There is a pretty important thing to think about when you create a materialized view (at least in my case if you have a decent load on the server): add a UNIQUE INDEX. It will allow you to use the REFRESH MATERIALIZED VIEW CONCURRENTLY feature which, as stated in the docs: refreshes the materialized view without locking out concurrent selects on the materialized view. Meaning that my job, b2b or location table can still be used while refreshing the view. However the docs also stated that: this option is only allowed if there is at least one UNIQUE index on the materialized view which uses only column names and includes all rows.
In our case I just put an index on the id column of the materialized view.

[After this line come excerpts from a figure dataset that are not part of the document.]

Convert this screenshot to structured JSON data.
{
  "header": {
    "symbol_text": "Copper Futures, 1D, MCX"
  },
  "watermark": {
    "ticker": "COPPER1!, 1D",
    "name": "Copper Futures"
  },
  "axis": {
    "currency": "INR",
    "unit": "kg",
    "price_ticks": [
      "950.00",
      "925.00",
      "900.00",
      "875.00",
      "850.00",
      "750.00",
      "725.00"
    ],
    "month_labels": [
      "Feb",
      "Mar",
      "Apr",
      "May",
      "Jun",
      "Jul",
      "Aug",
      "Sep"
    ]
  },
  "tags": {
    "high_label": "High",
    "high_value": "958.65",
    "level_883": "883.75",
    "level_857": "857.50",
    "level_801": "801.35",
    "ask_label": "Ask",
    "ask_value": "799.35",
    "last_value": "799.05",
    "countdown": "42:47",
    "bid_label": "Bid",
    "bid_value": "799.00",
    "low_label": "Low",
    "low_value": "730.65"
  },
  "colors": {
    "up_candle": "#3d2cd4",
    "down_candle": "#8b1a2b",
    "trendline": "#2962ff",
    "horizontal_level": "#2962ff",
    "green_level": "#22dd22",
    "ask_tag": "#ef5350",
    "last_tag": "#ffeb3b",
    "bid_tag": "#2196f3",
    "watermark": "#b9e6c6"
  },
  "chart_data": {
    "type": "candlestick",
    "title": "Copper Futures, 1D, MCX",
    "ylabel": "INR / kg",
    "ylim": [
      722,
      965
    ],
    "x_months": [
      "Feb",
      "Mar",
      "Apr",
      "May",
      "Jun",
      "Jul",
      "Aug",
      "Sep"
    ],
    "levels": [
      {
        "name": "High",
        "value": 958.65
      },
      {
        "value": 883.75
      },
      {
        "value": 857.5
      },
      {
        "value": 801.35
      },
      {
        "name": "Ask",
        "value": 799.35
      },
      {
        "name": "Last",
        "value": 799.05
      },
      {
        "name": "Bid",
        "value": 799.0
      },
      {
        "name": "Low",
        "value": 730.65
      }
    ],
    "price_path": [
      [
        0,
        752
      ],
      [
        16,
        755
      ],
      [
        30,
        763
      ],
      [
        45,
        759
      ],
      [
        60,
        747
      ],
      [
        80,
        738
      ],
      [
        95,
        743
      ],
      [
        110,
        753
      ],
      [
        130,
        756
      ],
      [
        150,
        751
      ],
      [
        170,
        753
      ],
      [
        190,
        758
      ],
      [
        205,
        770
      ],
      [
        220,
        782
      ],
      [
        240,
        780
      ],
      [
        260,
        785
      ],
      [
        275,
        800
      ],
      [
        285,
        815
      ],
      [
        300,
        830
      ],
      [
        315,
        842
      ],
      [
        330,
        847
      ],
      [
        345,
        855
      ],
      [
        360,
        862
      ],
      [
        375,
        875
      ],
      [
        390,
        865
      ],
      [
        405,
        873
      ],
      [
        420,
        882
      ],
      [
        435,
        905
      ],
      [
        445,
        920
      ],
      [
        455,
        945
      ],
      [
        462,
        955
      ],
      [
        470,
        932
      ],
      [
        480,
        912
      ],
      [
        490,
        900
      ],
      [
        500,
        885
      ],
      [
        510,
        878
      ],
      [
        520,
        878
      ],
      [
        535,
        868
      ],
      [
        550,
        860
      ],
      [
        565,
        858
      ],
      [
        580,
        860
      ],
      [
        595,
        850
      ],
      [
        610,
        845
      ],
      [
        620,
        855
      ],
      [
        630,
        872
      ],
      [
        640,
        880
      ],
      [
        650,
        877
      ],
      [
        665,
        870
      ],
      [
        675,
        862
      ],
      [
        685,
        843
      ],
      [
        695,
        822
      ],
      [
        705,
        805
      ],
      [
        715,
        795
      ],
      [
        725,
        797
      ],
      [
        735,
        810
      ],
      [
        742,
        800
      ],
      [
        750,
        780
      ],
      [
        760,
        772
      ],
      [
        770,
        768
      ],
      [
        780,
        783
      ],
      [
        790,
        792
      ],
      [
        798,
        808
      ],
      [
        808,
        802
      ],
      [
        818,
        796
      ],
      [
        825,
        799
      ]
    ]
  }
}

The materialized view and its index:


If you have a look at the original query, you see that we use the ST_DISTANCE function to filter and order the results. However, we found that this method cannot use any index (thanks to this article):

ST_DWithin can use an index and ST_Distance can not

We needed then to add an index on the location column of our materialized view:

CREATE INDEX similar_mv_loc ON similar_mv USING GIST (location)

We just followed the example in the manual that you can find here.

The new query

Now that we have a materialized view and another approach for the query (with st_dwithin), we need to update the query:


We have some shiny performances now!

While it was stressful at the beginning (note to myself, never postpone problems again!), this issue was interesting because I could gather more insights about geo queries. Also I now consider materialized view as an easy and understandable way to dramatically improve the performance of your app without having to scale up the infrastructure.